I don't shoot them anymore if one of my dogs is there. They will peck a dogs eyes out if you wing one. They know what they are doing...


----------



## scm (Apr 27, 2006)

Crane Ka-bobs. Cut breasts into chunks ( 1-1 1/2" chunks) inject each chunk with Tony Chacheres Cajun butter marinade. Skewer meat, pineapple chunks, yellow bell peppers, purple onion, mushrooms, zuccinni and Chappel hill sausage. Pour the rest of marinade not injected over your skewers and let sit for 20- 30 minutes. sprinkle skewers with Tony's seasoning and grill on the pit. DO NOT overcook or the meat will be tough. You want the meat to be medium rare. this recipe is also good for goose,duck,dog cat, whatever.


----------



## Wakerider1424 (Nov 25, 2007)

My buddy and I made some kabobs ^^ a couple days ago and they were awesome! Cut into skewerable pieces. Marinade for 2 hrs in soy sauce, 2 cloves of fresh garlic, brown sugar, and pineapple juice. Next cut zucinni, squash, red onion, and bell pepper and make skewers.

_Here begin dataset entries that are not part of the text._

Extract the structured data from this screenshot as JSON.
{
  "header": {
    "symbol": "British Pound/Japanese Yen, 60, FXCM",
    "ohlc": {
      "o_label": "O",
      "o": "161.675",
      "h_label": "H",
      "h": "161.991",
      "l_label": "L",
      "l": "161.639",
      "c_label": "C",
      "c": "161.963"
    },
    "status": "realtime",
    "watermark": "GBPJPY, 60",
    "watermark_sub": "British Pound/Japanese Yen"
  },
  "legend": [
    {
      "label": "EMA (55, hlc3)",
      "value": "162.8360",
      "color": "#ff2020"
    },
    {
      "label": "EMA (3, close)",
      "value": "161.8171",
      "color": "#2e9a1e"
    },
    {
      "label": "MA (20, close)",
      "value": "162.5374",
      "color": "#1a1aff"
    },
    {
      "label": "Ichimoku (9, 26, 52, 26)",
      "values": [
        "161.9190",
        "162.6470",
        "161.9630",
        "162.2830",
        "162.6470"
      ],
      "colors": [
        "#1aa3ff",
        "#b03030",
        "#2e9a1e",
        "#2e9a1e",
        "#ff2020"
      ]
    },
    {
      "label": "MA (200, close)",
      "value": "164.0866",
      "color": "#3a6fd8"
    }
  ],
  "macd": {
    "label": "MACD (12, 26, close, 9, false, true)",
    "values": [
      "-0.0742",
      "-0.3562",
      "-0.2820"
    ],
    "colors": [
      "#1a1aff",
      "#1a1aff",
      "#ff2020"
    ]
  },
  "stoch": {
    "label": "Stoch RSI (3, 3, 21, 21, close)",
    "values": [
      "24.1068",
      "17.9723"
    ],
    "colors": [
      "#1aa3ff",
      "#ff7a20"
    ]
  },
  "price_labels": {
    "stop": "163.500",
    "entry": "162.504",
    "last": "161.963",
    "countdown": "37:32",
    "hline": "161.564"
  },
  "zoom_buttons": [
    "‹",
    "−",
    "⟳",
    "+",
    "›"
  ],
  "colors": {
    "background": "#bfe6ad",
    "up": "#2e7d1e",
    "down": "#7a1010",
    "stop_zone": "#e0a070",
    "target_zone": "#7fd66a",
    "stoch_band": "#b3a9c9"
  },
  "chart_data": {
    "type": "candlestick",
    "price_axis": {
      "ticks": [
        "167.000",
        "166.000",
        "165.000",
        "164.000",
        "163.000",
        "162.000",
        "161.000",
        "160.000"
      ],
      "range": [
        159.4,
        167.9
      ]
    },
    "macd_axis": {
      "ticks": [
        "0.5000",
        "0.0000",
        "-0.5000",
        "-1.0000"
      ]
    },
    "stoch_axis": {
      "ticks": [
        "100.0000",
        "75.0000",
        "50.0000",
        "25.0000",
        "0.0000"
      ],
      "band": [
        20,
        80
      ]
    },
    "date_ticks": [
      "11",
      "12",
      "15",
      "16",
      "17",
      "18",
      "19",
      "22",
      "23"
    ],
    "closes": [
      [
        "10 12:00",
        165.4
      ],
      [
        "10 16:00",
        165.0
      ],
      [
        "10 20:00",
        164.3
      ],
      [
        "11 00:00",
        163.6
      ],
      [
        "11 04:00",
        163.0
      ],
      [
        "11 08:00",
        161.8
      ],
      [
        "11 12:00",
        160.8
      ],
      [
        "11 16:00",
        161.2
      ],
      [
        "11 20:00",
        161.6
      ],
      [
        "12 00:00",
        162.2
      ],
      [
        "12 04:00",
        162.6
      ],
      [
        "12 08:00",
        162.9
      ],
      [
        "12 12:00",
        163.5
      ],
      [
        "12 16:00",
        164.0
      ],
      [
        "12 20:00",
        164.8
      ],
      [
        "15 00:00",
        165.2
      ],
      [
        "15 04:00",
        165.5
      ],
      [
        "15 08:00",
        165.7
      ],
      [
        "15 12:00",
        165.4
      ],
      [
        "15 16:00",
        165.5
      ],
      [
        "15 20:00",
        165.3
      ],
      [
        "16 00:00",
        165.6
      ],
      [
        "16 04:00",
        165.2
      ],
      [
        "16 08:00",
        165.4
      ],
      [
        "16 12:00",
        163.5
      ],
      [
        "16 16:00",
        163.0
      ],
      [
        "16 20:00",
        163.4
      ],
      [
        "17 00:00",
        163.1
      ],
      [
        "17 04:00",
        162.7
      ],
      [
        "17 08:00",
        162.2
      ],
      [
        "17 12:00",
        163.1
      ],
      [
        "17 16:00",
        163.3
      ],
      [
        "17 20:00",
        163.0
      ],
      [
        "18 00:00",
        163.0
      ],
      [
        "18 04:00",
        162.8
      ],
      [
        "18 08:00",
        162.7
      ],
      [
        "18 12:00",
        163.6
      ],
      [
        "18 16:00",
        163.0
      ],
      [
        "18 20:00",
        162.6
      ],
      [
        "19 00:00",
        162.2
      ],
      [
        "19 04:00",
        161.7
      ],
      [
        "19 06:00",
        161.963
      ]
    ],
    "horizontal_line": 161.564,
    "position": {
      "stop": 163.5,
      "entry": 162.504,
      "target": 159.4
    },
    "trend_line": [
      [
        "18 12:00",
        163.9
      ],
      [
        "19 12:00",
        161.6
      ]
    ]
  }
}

We also made a Spicy Southwest baste: put in pot and boil 1/2 cup beef broth, stick of butter, clove of garlic, tblspn of cilantro, 1/4 cup of white vinegar, half of a lime (let boil in and take out when its done), and a serrano pepper quartered long ways (do the same as lime). Simmer for 30 minutes and use baste when on the grill. Dont overcook and enjoy!


----------



## txsmith1 (Feb 13, 2012)

My favorite...

breast them out and clean them. Throw breasts in a zip lock bag with worcestershire sauce with montreal steak seasoning for a couple hours. Then throw that bad boy on the grill! If you like more seasoning you can throw on more before you put it on the grill. And like said before...do not overcook. and watch out for bbs!


----------